CARTE BLANCHE A HERVÉ THIS - 15. PAS D'EXPANSION
par Hervé This
Ce mois-ci, nous considérons le cas de la viande cuite dans de l’eau chauffée, ce qui était naguère nommé -fautivement- cuisson par expansion. Pourquoi fautivement? Allons-y doucement et commençons par lire les livres anciens. Certains nous disent qu’il faut absolument mettre la viande à l’eau bouillante pour faire du pot-au-feu; et d’autres, plus récents, nous ordonnent de mettre la viande à l’eau froide, sans quoi «l’albumine, qui coagule en surface, emprisonne les sucs», ce qui produirait un mauvais bouillon.
Pour le chimiste moderne, cette citation est absurde… parce qu’albumine, qui est d’abord une notion chimique avant d’être une notion culinaire, n’existe pas! Ou, plutôt, n’existe plus depuis déjà un bon siècle.
L’histoire est la suivante. En 1791, le chimiste Etienne Geoffroy, qui rédigeait l’Encyclopédie méthodique, fit un article intitulé «albumen», pour décrire le peu de chimie que l’on savait du blanc d’œuf, à l’époque. Il y écrivait que le blanc d’œuf est coagulable, qu’il putréfie en libérant de l’ammoniac, etc. L’article expliquait que l’albumine était la matière coagulable du blanc d’œuf, de l’albumen donc. Car il n’est pas difficile de peser un blanc d’œuf (environ 30 g), puis de le chauffer doucement, afin d’évaporer son eau; on récupère environ 3 g d’une matière solide, qui est cet albumine que mentionnait Geoffroy.

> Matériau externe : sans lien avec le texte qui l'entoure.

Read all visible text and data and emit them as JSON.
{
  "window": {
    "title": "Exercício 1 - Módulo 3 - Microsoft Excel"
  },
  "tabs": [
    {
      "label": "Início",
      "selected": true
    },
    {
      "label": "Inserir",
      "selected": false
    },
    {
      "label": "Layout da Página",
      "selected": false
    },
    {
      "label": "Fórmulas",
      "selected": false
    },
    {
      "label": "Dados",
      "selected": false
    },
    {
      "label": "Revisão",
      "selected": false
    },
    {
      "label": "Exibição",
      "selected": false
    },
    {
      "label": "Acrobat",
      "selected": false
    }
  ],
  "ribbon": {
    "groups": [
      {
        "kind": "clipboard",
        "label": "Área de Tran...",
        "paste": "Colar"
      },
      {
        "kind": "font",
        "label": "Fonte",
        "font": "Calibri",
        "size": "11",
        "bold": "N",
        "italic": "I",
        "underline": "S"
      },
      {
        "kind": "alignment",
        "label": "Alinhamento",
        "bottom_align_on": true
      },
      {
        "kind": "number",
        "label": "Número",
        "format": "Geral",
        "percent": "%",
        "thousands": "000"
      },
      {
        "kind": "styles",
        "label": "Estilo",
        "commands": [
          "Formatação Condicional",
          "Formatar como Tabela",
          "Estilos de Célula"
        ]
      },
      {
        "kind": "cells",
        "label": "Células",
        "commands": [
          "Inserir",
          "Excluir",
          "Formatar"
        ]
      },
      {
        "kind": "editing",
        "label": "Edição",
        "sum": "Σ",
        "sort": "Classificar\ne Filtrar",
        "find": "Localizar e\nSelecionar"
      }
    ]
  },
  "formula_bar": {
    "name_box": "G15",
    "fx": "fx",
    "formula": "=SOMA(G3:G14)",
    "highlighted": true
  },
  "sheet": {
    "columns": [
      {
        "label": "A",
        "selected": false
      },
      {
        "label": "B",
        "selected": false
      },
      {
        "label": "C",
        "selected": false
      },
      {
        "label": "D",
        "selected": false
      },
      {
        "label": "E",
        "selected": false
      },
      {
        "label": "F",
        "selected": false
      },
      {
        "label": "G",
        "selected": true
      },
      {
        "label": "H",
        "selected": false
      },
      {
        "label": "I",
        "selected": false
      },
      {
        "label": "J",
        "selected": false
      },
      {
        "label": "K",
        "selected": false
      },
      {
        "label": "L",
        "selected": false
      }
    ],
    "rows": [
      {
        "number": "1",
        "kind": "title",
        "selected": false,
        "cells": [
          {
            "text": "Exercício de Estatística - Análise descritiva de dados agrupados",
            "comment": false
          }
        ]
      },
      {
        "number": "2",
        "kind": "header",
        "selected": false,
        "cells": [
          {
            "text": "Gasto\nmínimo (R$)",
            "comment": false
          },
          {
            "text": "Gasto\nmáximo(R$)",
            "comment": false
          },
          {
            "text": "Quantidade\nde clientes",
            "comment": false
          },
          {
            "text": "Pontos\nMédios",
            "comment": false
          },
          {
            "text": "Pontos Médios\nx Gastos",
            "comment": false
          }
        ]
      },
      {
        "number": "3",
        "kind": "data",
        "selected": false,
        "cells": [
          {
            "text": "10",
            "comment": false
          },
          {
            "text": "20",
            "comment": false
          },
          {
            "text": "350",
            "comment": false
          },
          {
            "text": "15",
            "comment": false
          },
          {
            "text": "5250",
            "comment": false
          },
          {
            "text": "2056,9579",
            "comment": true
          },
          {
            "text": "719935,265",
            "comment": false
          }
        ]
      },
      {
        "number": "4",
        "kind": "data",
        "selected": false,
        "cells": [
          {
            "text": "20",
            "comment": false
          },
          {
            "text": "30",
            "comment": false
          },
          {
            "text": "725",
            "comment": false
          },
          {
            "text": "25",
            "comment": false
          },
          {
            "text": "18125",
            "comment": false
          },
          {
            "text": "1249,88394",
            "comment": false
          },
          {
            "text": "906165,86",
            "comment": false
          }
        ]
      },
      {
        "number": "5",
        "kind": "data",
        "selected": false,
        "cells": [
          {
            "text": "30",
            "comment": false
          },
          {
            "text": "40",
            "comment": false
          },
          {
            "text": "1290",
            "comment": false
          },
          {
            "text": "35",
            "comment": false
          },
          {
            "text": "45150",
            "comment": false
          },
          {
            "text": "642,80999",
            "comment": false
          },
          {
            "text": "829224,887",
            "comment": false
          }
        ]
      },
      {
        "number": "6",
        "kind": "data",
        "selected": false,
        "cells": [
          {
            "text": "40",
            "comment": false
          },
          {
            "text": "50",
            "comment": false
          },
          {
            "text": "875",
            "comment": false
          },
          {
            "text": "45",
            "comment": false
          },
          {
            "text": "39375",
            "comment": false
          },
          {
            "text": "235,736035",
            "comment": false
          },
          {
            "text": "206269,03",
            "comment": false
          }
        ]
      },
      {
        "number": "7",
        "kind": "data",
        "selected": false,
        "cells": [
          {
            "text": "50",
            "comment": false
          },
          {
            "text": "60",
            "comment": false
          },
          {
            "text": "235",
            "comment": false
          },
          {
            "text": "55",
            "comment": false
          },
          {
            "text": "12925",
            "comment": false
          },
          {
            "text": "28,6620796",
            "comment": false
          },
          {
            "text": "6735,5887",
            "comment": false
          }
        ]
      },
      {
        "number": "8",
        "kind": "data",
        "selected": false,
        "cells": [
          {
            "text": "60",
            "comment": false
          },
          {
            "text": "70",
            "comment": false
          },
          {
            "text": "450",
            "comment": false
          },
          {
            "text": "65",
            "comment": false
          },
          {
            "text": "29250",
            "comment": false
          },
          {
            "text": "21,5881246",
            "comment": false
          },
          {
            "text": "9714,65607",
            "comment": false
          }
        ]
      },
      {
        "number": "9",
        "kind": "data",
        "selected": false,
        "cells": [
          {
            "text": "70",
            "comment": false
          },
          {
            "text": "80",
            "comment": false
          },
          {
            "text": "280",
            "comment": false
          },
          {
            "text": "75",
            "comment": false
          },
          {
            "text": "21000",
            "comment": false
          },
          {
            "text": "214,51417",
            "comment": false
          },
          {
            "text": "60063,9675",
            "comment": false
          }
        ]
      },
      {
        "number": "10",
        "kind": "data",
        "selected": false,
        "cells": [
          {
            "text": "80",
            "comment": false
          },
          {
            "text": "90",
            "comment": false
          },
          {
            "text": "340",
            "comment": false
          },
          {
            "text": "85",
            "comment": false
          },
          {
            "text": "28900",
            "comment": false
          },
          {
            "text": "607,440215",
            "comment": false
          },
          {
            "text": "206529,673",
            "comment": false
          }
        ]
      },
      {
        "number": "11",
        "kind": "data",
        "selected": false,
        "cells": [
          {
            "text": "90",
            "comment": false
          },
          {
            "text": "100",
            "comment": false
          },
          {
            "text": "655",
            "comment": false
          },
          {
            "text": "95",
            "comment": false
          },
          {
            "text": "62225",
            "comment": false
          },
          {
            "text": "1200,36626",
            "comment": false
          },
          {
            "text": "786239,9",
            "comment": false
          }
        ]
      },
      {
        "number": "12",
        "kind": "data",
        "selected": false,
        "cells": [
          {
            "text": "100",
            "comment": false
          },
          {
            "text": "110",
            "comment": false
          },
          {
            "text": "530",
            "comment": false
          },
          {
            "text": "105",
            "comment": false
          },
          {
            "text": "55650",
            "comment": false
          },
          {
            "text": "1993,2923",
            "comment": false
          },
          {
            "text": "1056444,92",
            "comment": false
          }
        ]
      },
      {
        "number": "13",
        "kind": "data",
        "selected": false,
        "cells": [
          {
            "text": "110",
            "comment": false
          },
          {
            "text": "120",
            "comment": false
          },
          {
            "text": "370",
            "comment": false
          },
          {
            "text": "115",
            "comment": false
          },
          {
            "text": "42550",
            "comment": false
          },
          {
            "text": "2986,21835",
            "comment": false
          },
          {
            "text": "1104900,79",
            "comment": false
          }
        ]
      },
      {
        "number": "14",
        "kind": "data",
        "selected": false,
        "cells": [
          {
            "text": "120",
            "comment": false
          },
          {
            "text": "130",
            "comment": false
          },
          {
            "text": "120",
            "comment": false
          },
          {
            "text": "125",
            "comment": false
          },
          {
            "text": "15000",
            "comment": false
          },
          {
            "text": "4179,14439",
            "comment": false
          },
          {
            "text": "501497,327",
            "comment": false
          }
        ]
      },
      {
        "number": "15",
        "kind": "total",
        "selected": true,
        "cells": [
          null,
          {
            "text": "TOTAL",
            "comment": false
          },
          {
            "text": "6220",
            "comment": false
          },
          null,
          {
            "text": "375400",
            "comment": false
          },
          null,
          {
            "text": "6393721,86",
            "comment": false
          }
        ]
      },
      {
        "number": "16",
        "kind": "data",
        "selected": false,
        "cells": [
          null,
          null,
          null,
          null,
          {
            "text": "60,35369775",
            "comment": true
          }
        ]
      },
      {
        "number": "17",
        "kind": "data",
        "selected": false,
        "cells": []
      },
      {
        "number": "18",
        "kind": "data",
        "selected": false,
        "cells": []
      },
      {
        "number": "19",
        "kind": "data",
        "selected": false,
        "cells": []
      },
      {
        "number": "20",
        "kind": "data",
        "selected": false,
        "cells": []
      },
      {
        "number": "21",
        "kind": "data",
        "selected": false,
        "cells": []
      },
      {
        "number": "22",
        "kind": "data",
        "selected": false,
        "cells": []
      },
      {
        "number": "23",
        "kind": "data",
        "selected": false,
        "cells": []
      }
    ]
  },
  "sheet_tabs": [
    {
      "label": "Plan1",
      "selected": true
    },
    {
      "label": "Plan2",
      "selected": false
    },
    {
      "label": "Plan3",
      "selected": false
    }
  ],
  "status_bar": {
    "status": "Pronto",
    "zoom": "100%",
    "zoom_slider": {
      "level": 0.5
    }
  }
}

Les chimistes étant lancés, les résultats ne se firent pas attendre. Quelques années plus tard, branle-bas dans le monde chimique, avec la découverte d’«albumines végétales», c’est-à-dire de substances qui avaient des propriétés analogues à celles de l’albumine, mais dans les végétaux. L’affaire était grave, car la découverte contredisait la Bible! Cette dernière laissait penser que Dieu avait créé l’homme différent des animaux et des plantes; on s’était résigné à se rapprocher des animaux, du point de vue chimique, mais, cette fois, il fallait admettre que les plantes étaient de même nature chimique!
Evidemment, le rapprochement ne se faisait que sur la base d’une comparaison chimique grossière: la coagulabilité, les gaz libérés par la putréfaction, etc. Bientôt, au début du XIXe siècle, la chimie analytique fit son apparition, avec des chimistes tels que Lavoisier, Berthollet, Gay-Lussac, Liebig, qui déterminèrent combien la matière «organique» (celle qui figure dans les tissus animaux ou végétaux) contenait de carbone, d’hydrogène, d’oxygène… et d’azote, pour certains composés qui sont les protéines d’aujourd’hui. Il apparut ainsi que ce que l’on nommait «albumine» était un mélange, différent dans les diverses occurrences. C’est l’analyse chimique qui révéla que la gélatine avait le même type de composition élémentaire que les protéines du blanc d’œuf, mais ne coagule pas. Il fallut admettre que l’«albumine» était une notion périmée. Par attachement au passé, on conserva le nom en le modifiant, pour l’ovalbumine, qui est une des protéines du blanc d’œuf, et aussi pour l’albumine sérique, une protéine qui se trouve dans le sang. Pour les autres protéines, il y eut d’autres noms. Par exemple, les fibres musculaires des viandes ne contiennent pas d’albumine, ni d’albumine sérique, mais principalement de l’actine et de la myosine, qui sont deux protéines assurant la contraction des muscles.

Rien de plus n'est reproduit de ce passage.